Financial Exigency: Policy Now, Hopefully Use Never
By Ken Andersen
Concern is manifest among faculty and administrators about the impact of the economic slowdown coupled with the probability of a slow recovery and a decline in public support of higher education expenditures. Institutional policies for dealing with financial shortfalls and possible financial exigency should be reviewed and as needed improved prior to the necessity to act upon them. What follows is an effort to urge faculty to be involved in such an effort and some ideas to consider. Faculty involvement may well avert an institution needing to move or moving to a declaration of financial exigency.
AAUP Financial Exigency Definition: An imminent financial crisis which threatens the survival of the institution as a whole and which cannot be alleviated by less drastic measures.
Note: The AAUP focus is termination of tenured faculty. But faculty must be involved long before such a determination is made when considering such things as salary and benefits reductions, layoffs, and/or program terminations. The rationale: these are to a significant degree educational policy decisions and hence faculty have a responsible role to play.
1. Natural disaster: flood (New Orleans), earthquakes, tornadoes.
2. Sudden (external) economic disaster: Deep depression, fraud (a la Madoff).
3. Poor internal management:
a. Fraud or gross mismanagement by administrators and/or trustees.
b. Errors: fiscal, building commitments, failed projects, projected successes in enrollment.
c. Mission/implementation no longer viable in current times.
1. Faculty body should participate in any decision re: an exigency with alternatives fully explored.
2. In an exigency AAUP Policy is:
a. A faculty member has a right to a hearing.
b. No new appointments unless distortion of academic programs results.
c. Effort to identify another position in institution.
d. Notice and severance pay.
e. Three years before faculty slot refilled unless offered to displaced faculty member.
Considerations in Setting a Policy:
1. Institutional culture and mission: Private institutions have much greater power to control their own destiny in many respects. Public institutions have responsibilities private ones do not, and are more reliant on government funding. Unionized faculty work in a different framework than non-unionized faculty.
2. Continuous active faculty participation in budgetary/salary matters: “The allocation of resources among competing demands is central in the formal responsibility of the governing board, in the administrative responsibility of the president, and in the educational function of the faculty.”(AAUP Redbook, p. 232) Relevant and accurate information should go to those who participate, including the faculty or its representatives (chosen by faculty) as appropriate to the expertise of each party. Changes in the planned budget in terms of actual expenditures needs to be monitored as well. While financial data is available for public institutions at a level beyond that of private institutions, IRS 990s, and the IPEDS data provide significant information if an administration is unwilling to provide it.
3. Establishing an appropriate set of other universities for comparative purposes is of value. The Illinois Board of Higher Education establishes such groups although there is dispute as to the appropriate groupings.

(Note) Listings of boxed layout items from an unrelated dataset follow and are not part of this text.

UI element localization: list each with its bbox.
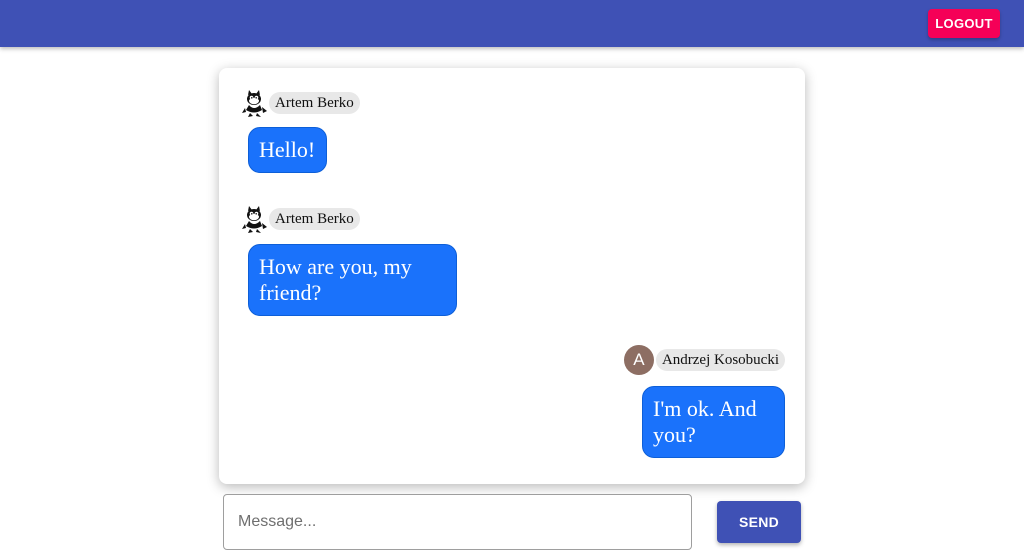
sender-name: Artem Berko [269, 92, 360, 114]
message-bubble: Hello! [248, 127, 327, 173]
sender-row: Artem Berko [240, 205, 360, 233]
message-item-own: A Andrzej Kosobucki I'm ok. And you? [619, 345, 785, 458]
send-button[interactable]: SEND [717, 501, 801, 543]
message-input-field[interactable] [223, 494, 692, 550]
cartoon-cat-icon [240, 205, 268, 233]
message-item: Artem Berko How are you, my friend? [240, 205, 457, 316]
sender-row: A Andrzej Kosobucki [623, 345, 785, 375]
sender-name: Artem Berko [269, 208, 360, 230]
message-bubble: How are you, my friend? [248, 244, 457, 316]
logout-button[interactable]: LOGOUT [928, 9, 1000, 38]
user-avatar: A [623, 345, 654, 375]
message-bubble: I'm ok. And you? [642, 386, 785, 458]
sender-name: Andrzej Kosobucki [655, 349, 785, 371]
message-item: Artem Berko Hello! [240, 89, 360, 173]
cartoon-cat-icon [240, 89, 268, 117]
sender-row: Artem Berko [240, 89, 360, 117]
chat-panel: Artem Berko Hello! Artem Berko How are y… [219, 68, 805, 484]
app-bar: LOGOUT [0, 0, 1024, 47]
message-input[interactable] [224, 495, 678, 549]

Avoiding Financial Exigency
1. Consistent faculty participation in institutional planning is essential. Many examples in Illinois and nationally could be cited of the negative results of failing to involve faculty and keeping them informed. Few instances result in a financial exigency but waste resources better utilized elsewhere and needless costs.
2. Develop faculty expertise through involvement in budget committees and planning issues with a focus both on continuity of representation coupled with gradual change of faculty participants to develop and spread expertise.
3. Utilize relevant institutional history and trends as part of the decision process. Examples: Do optimistic enrollment projections consistently miss the mark? Is the endowment being tapped for normal operating expenses? Does the institution engage in strategic planning drawing upon relevant stakeholders and updating the plan as needed? Is the institution realistic as to its financial status and prospects?
1. Do not conflate discontinuation or significant restructuring of a program or department with financial exigency. Restructuring decisions normally arise from quite different circumstances and reasons, require more faculty input, and have different potential time periods for implementation.
2. Any number of factors about the institution and its setting can contribute to solutions that have greater or lesser negative or positive impact on faculty, students, and staff.
3. Transparency during a process of assessment and decision-making is difficult but to the degree feasible it is reassuring to faculty, students, and staff.